Les Lettres d’Amabed/Réponse 3 de Shastasid

Les Lettres d’Amabed
Les Lettres d’AmabedGarniertome 21 (p. 448-449).


RÉPONSE
DU BRAME SHASTASID AUX TROIS LETTRES PRÉCÉDENTES D’ADATÉ.


Vertueuse et infortunée Adaté, épouse de mon cher disciple Amabed, Charme des yeux, les miens ont versé sur tes trois lettres des ruisseaux de larmes. Quel démon ennemi de la nature a déchaîné du fond des ténèbres de l’Europe les monstres à qui l’Inde est en proie ! Quoi ! tendre épouse de mon cher disciple, tu ne vois pas que le P. Fa tutto est un scélérat qui t’a fait tomber dans le piège ! Tu ne vois pas que c’est lui seul qui a fait enfermer ton mari dans un fosse, et qui t’y a plongée toi-même pour que tu lui eusses l’obligation de t’en avoir tirée ! Que n’exigera-t-il pas de ta reconnaissance ! Je tremble avec toi : je donne part de cette violation du droit des gens à tous les pontifes de Brama, à tous les omras, à tous les raïas, aux nababs, au grand empereur des Indes lui-même, le sublime Babar, roi des rois, cousin du soleil et de la lune, fils de Mirsamachamed, fils de Semcor, fils d’Abouchaïd, fils de Miracha, fils de Timur, afin qu’on s’oppose de tous côtés aux brigandages des voleurs d’Europe. Quelle profondeur de scélératesse ! Jamais les prêtres de Timur, de Gengis-kan, d’Alexandre, d’Ogus-kan, de Sésac, de Bacchus, qui tour à tour vinrent subjuguer nos saintes et paisibles contrées, ne permirent de pareilles horreurs hypocrites ; au contraire, Alexandre laissa partout des marques éternelles de sa générosité. Bacchus ne fit que du bien : c’était le favori du ciel ; une colonne de feu conduisait son armée pendant la nuit, et une nuée marchait devant elle pendant le jour[1] ; il traversait la mer Rouge à pied sec ; il commandait au soleil et à la lune de s’arrêter quand il le fallait ; deux gerbes de rayons divins sortaient de son front ; l’ange exterminateur était debout à ses côtés, mais il employait toujours l’ange de la joie. Votre Albuquerque, au contraire, n’est venu qu’avec des moines, des fripons de marchands, et des meurtriers. Coursom le juste m’a confirmé le malheur d’Amabed et le vôtre. Puissé-je avant ma mort vous sauver tous deux, ou vous venger ! Puisse l’éternel Birma vous tirer des mains du moine Fa tutto ! Mon cœur saigne des blessures du vôtre.

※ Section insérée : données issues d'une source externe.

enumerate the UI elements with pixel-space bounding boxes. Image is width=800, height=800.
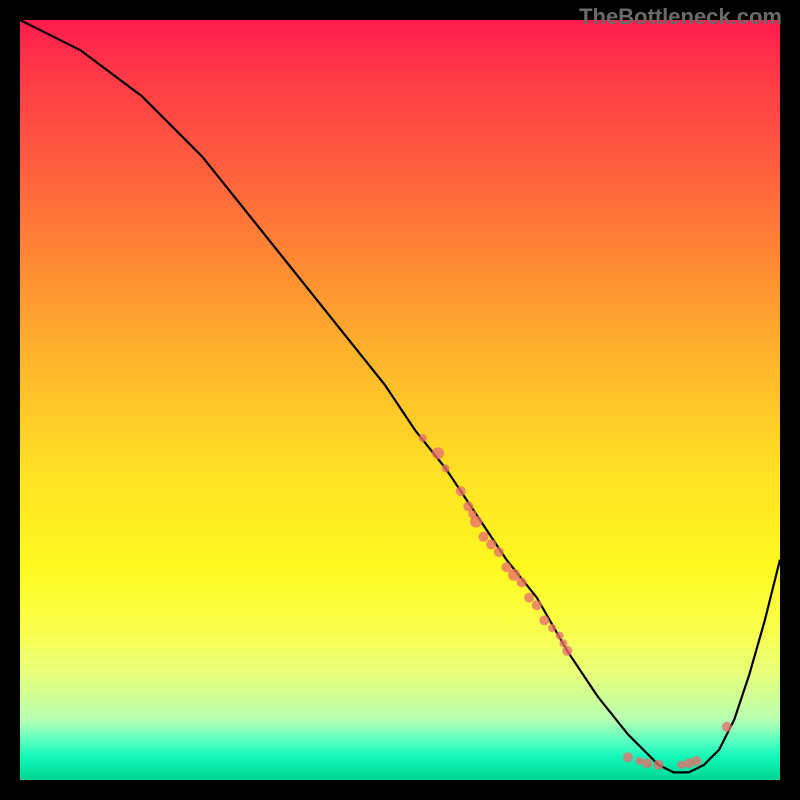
data-point xyxy=(722,722,732,732)
data-point xyxy=(419,434,427,442)
data-point xyxy=(442,464,450,472)
data-point xyxy=(470,516,482,528)
data-point xyxy=(691,756,701,766)
data-point xyxy=(556,632,564,640)
data-point xyxy=(517,577,527,587)
data-point xyxy=(479,532,489,542)
data-point xyxy=(623,752,633,762)
data-point xyxy=(642,758,652,768)
data-point xyxy=(524,593,534,603)
data-point xyxy=(539,615,549,625)
data-point xyxy=(432,447,444,459)
bottleneck-curve xyxy=(20,20,780,772)
data-point xyxy=(532,600,542,610)
data-point xyxy=(486,539,496,549)
plot-area xyxy=(20,20,780,780)
data-point xyxy=(494,547,504,557)
data-point xyxy=(653,760,663,770)
data-point xyxy=(548,624,556,632)
data-point xyxy=(562,646,572,656)
chart-svg xyxy=(20,20,780,780)
scatter-group xyxy=(419,434,732,770)
watermark-text: TheBottleneck.com xyxy=(579,4,782,30)
data-point xyxy=(456,486,466,496)
data-point xyxy=(463,501,473,511)
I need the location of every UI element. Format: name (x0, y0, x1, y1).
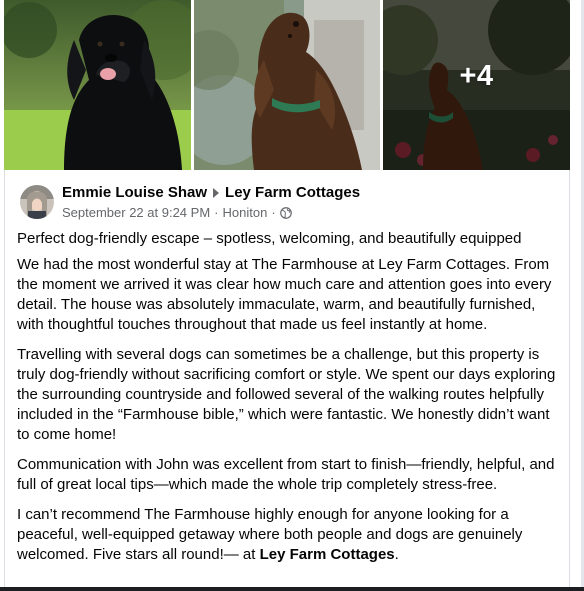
post-card: Emmie Louise Shaw Ley Farm Cottages Sept… (4, 170, 570, 587)
post-paragraph: Travelling with several dogs can sometim… (17, 346, 556, 443)
separator: · (271, 205, 276, 220)
brown-spaniel-photo (194, 0, 380, 170)
post-subline: September 22 at 9:24 PM · Honiton · (62, 204, 360, 221)
post-location[interactable]: Honiton (223, 204, 268, 221)
post-frame: +4 Emmie Louise Shaw Ley Farm Cottages S… (0, 0, 584, 591)
avatar[interactable] (20, 185, 54, 219)
more-photos-overlay[interactable]: +4 (383, 0, 570, 170)
post-header: Emmie Louise Shaw Ley Farm Cottages Sept… (20, 183, 360, 221)
closing-period: . (394, 546, 399, 563)
author-line: Emmie Louise Shaw Ley Farm Cottages (62, 183, 360, 203)
more-photos-count: +4 (459, 60, 494, 92)
post-paragraph: We had the most wonderful stay at The Fa… (17, 256, 552, 333)
post-paragraph: Communication with John was excellent fr… (17, 456, 555, 493)
post-timestamp[interactable]: September 22 at 9:24 PM (62, 204, 210, 221)
separator: · (214, 205, 219, 220)
target-page-name[interactable]: Ley Farm Cottages (225, 183, 360, 203)
gallery-photo-1[interactable] (4, 0, 191, 170)
post-headline: Perfect dog-friendly escape – spotless, … (17, 230, 522, 247)
post-closing: I can’t recommend The Farmhouse highly e… (17, 505, 565, 565)
gallery-photo-2[interactable] (194, 0, 380, 170)
closing-place-link[interactable]: Ley Farm Cottages (260, 546, 395, 563)
avatar-photo (20, 185, 54, 219)
post-body: Perfect dog-friendly escape – spotless, … (17, 229, 565, 575)
gallery-photo-3[interactable]: +4 (383, 0, 570, 170)
post-meta: Emmie Louise Shaw Ley Farm Cottages Sept… (62, 183, 360, 221)
photo-gallery: +4 (4, 0, 570, 170)
caret-right-icon (213, 188, 220, 198)
bottom-divider (0, 587, 584, 591)
globe-icon[interactable] (279, 206, 292, 219)
author-name[interactable]: Emmie Louise Shaw (62, 183, 207, 203)
black-dog-photo (4, 0, 191, 170)
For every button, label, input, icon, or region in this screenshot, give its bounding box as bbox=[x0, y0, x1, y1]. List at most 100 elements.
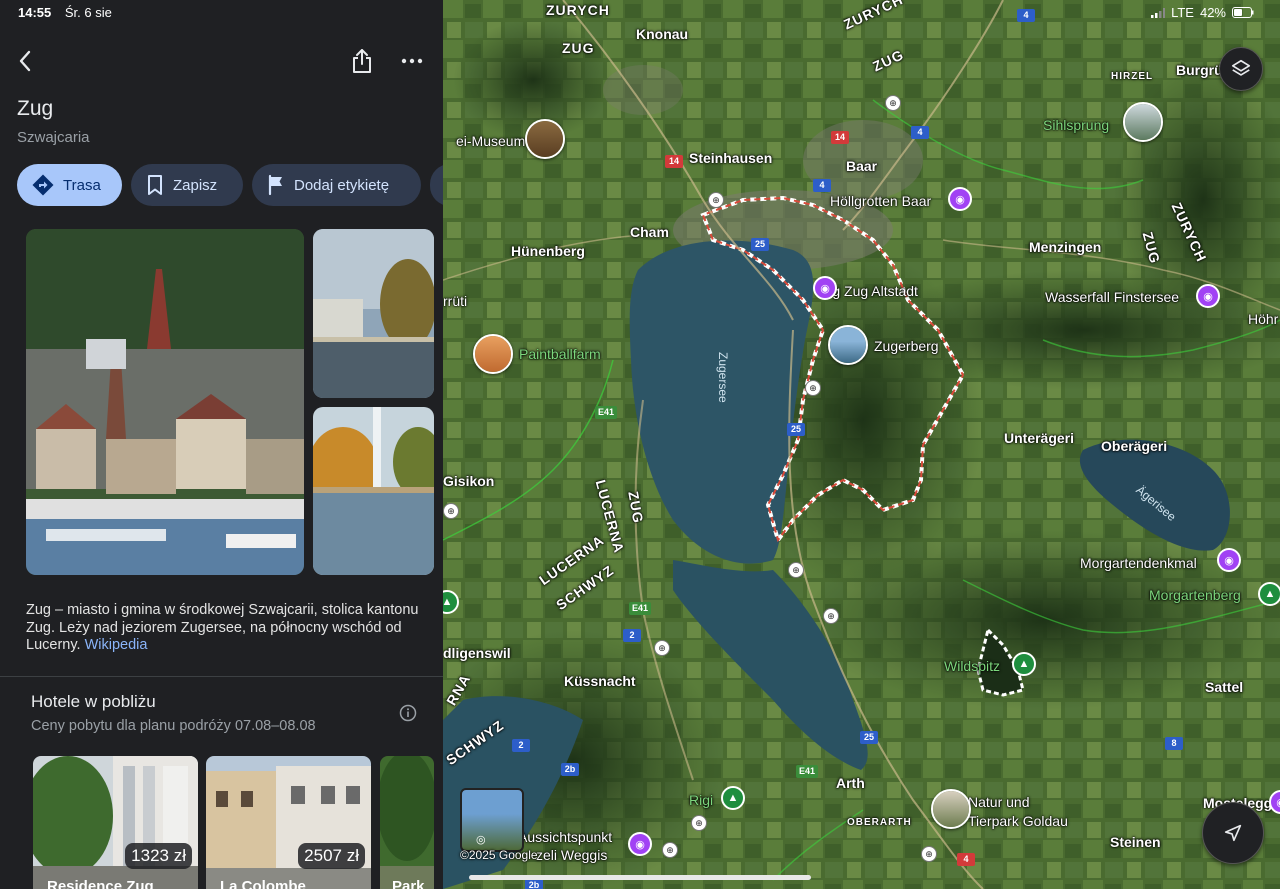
road-shield: 2b bbox=[561, 763, 579, 776]
road-shield: 14 bbox=[831, 131, 849, 144]
place-panel: Zug Szwajcaria Trasa Zapisz Dodaj etykie… bbox=[0, 0, 443, 889]
map-label-oberarth: OBERARTH bbox=[847, 817, 912, 828]
map-label-wildspitz: Wildspitz bbox=[944, 658, 1001, 674]
attraction-pin-icon[interactable]: ◉ bbox=[1217, 548, 1241, 572]
home-indicator[interactable] bbox=[469, 875, 811, 880]
place-subtitle: Szwajcaria bbox=[17, 129, 90, 146]
map-label-adligenswil: dligenswil bbox=[443, 645, 511, 661]
map-label-rigi: Rigi bbox=[689, 792, 714, 808]
main-photo[interactable] bbox=[26, 229, 304, 575]
map-label-knonau: Knonau bbox=[636, 26, 689, 42]
rail-station-icon[interactable]: ⊕ bbox=[823, 608, 839, 624]
back-button[interactable] bbox=[10, 46, 40, 76]
map-view[interactable]: ZURYCH Knonau ZURYCH ZUG ZUG HIRZEL Burg… bbox=[443, 0, 1280, 889]
network-type: LTE bbox=[1171, 5, 1194, 20]
map-label-tierpark: Tierpark Goldau bbox=[968, 813, 1068, 829]
rail-station-icon[interactable]: ⊕ bbox=[805, 380, 821, 396]
road-shield: 4 bbox=[911, 126, 929, 139]
lakefront-photo-image bbox=[313, 229, 434, 398]
battery-icon bbox=[1232, 7, 1254, 18]
map-label-hoehr: Höhr bbox=[1248, 311, 1279, 327]
map-label-steinen: Steinen bbox=[1110, 834, 1161, 850]
gallery-photo-lakefront[interactable] bbox=[313, 229, 434, 398]
attraction-pin-icon[interactable]: ◉ bbox=[1196, 284, 1220, 308]
map-label-unteraegeri: Unterägeri bbox=[1004, 430, 1075, 446]
rail-station-icon[interactable]: ⊕ bbox=[691, 815, 707, 831]
more-actions-chip[interactable] bbox=[430, 164, 443, 206]
rail-station-icon[interactable]: ⊕ bbox=[788, 562, 804, 578]
rail-station-icon[interactable]: ⊕ bbox=[921, 846, 937, 862]
my-location-button[interactable] bbox=[1202, 802, 1264, 864]
map-label-natur: Natur und bbox=[968, 794, 1030, 810]
section-divider bbox=[0, 676, 443, 677]
map-label-huenenberg: Hünenberg bbox=[511, 243, 585, 259]
mountain-pin-icon[interactable]: ▲ bbox=[721, 786, 745, 810]
map-label-zurych: ZURYCH bbox=[546, 2, 610, 18]
road-shield: 25 bbox=[787, 423, 805, 436]
save-button[interactable]: Zapisz bbox=[131, 164, 243, 206]
bookmark-icon bbox=[148, 175, 162, 195]
directions-icon bbox=[32, 174, 54, 196]
share-icon bbox=[353, 49, 371, 73]
map-label-paintballfarm: Paintballfarm bbox=[519, 346, 601, 362]
info-button[interactable] bbox=[397, 702, 419, 724]
map-label-menzingen: Menzingen bbox=[1029, 239, 1102, 255]
place-description: Zug – miasto i gmina w środkowej Szwajca… bbox=[26, 602, 426, 655]
mountain-pin-icon[interactable]: ▲ bbox=[1258, 582, 1280, 606]
road-shield: 25 bbox=[751, 238, 769, 251]
hotel-card[interactable]: 1323 zł Residence Zug bbox=[33, 756, 198, 889]
map-label-sihlsprung: Sihlsprung bbox=[1043, 117, 1110, 133]
map-label-rruti: rrüti bbox=[443, 293, 468, 309]
directions-label: Trasa bbox=[63, 176, 101, 194]
map-label-weggis: zeli Weggis bbox=[536, 847, 608, 863]
place-title: Zug bbox=[17, 97, 54, 120]
rail-station-icon[interactable]: ⊕ bbox=[662, 842, 678, 858]
more-horizontal-icon bbox=[401, 58, 423, 64]
place-photo-pin[interactable] bbox=[473, 334, 513, 374]
street-view-thumbnail[interactable]: ◎ bbox=[460, 788, 524, 852]
road-shield: 4 bbox=[813, 179, 831, 192]
road-shield: 4 bbox=[957, 853, 975, 866]
mountain-pin-icon[interactable]: ▲ bbox=[1012, 652, 1036, 676]
rail-station-icon[interactable]: ⊕ bbox=[443, 503, 459, 519]
gallery-photo-fountain[interactable] bbox=[313, 407, 434, 575]
attraction-pin-icon[interactable]: ◉ bbox=[813, 276, 837, 300]
rail-station-icon[interactable]: ⊕ bbox=[654, 640, 670, 656]
rail-station-icon[interactable]: ⊕ bbox=[708, 192, 724, 208]
map-label-sattel: Sattel bbox=[1205, 679, 1244, 695]
map-label-morgartenberg: Morgartenberg bbox=[1149, 587, 1241, 603]
road-shield: 14 bbox=[665, 155, 683, 168]
hotel-card[interactable]: Park bbox=[380, 756, 434, 889]
road-shield: 8 bbox=[1165, 737, 1183, 750]
hotel-price: 1323 zł bbox=[125, 843, 192, 869]
place-photo-pin[interactable] bbox=[931, 789, 971, 829]
attraction-pin-icon[interactable]: ◉ bbox=[948, 187, 972, 211]
hotel-name: Residence Zug bbox=[47, 878, 154, 889]
map-label-gisikon: Gisikon bbox=[443, 473, 495, 489]
hotels-section-title: Hotele w pobliżu bbox=[31, 692, 156, 711]
add-label-button[interactable]: Dodaj etykietę bbox=[252, 164, 421, 206]
status-time: 14:55 bbox=[18, 5, 52, 20]
map-label-wasserfall: Wasserfall Finstersee bbox=[1045, 289, 1180, 305]
map-copyright: ©2025 Google bbox=[460, 848, 538, 862]
place-photo-pin[interactable] bbox=[828, 325, 868, 365]
map-label-zug-tl: ZUG bbox=[562, 40, 595, 56]
place-photo-pin[interactable] bbox=[525, 119, 565, 159]
map-label-oberaegeri: Oberägeri bbox=[1101, 438, 1168, 454]
map-label-arth: Arth bbox=[836, 775, 865, 791]
road-shield: E41 bbox=[629, 602, 652, 615]
status-bar-right: LTE 42% bbox=[1151, 5, 1254, 20]
share-button[interactable] bbox=[347, 46, 377, 76]
attraction-pin-icon[interactable]: ◉ bbox=[628, 832, 652, 856]
more-options-button[interactable] bbox=[397, 46, 427, 76]
rail-station-icon[interactable]: ⊕ bbox=[885, 95, 901, 111]
chevron-left-icon bbox=[19, 50, 31, 72]
hotel-card[interactable]: 2507 zł La Colombe bbox=[206, 756, 371, 889]
wikipedia-link[interactable]: Wikipedia bbox=[85, 637, 148, 653]
layers-button[interactable] bbox=[1219, 47, 1263, 91]
street-view-icon: ◎ bbox=[476, 834, 486, 846]
map-label-zugersee: Zugersee bbox=[716, 352, 730, 403]
directions-button[interactable]: Trasa bbox=[17, 164, 122, 206]
hotels-section-subtitle: Ceny pobytu dla planu podróży 07.08–08.0… bbox=[31, 718, 316, 734]
place-photo-pin[interactable] bbox=[1123, 102, 1163, 142]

N. B. Cette lettre ne parvint à Charme des yeux que longtemps après, lorsqu’elle partit de la ville de Goa.


  1. Il est indubitable que les fables concernant Bacchus étaient fort communes en Arabie et en Grèce, longtemps avant que les nations fussent informées si les Juifs avaient une histoire ou non. Josèphe avoue même que les Juifs tinrent toujours leurs livres cachés à leurs voisins. Bacchus était révéré en Égypte, en Arabie, en Grèce, longtemps avant que le nom de Moïse pénétrât dans ces contrées. Les anciens vers orphiques appellent Bacchus Misa ou Mosa. Il fut élevé sur la montagne de Nisa, qui est précisément le mont Sina ; il s’enfuit vers la mer Rouge ; il y rassembla une armée, et passa avec elle cette mer à pied sec. Il arrêta le soleil et la lune ; son chien le suivit dans toutes ses expéditions, et le nom de Caleb, l’un des conquérants hébreux, signifie chien.

    Les savants ont beaucoup disputé, et ne sont pas convenus si Moïse est antérieur à Bacchus, ou Bacchus à Moïse. Ils sont tous deux de grands hommes ; mais Moïse, en frappant un rocher avec sa baguette, n’en fit sortir que de l’eau ; au lieu que Bacchus, en frappant la terre de son thyrse, en fit sortir du vin. C’est de là que toutes les chansons de table célèbrent Bacchus, et qu’il n’y a peut-être pas deux chansons en faveur de Moïse. (Note de Voltaire.)

    Voyez, sur Bacchus et Moïse, la note, tome XI, page 80.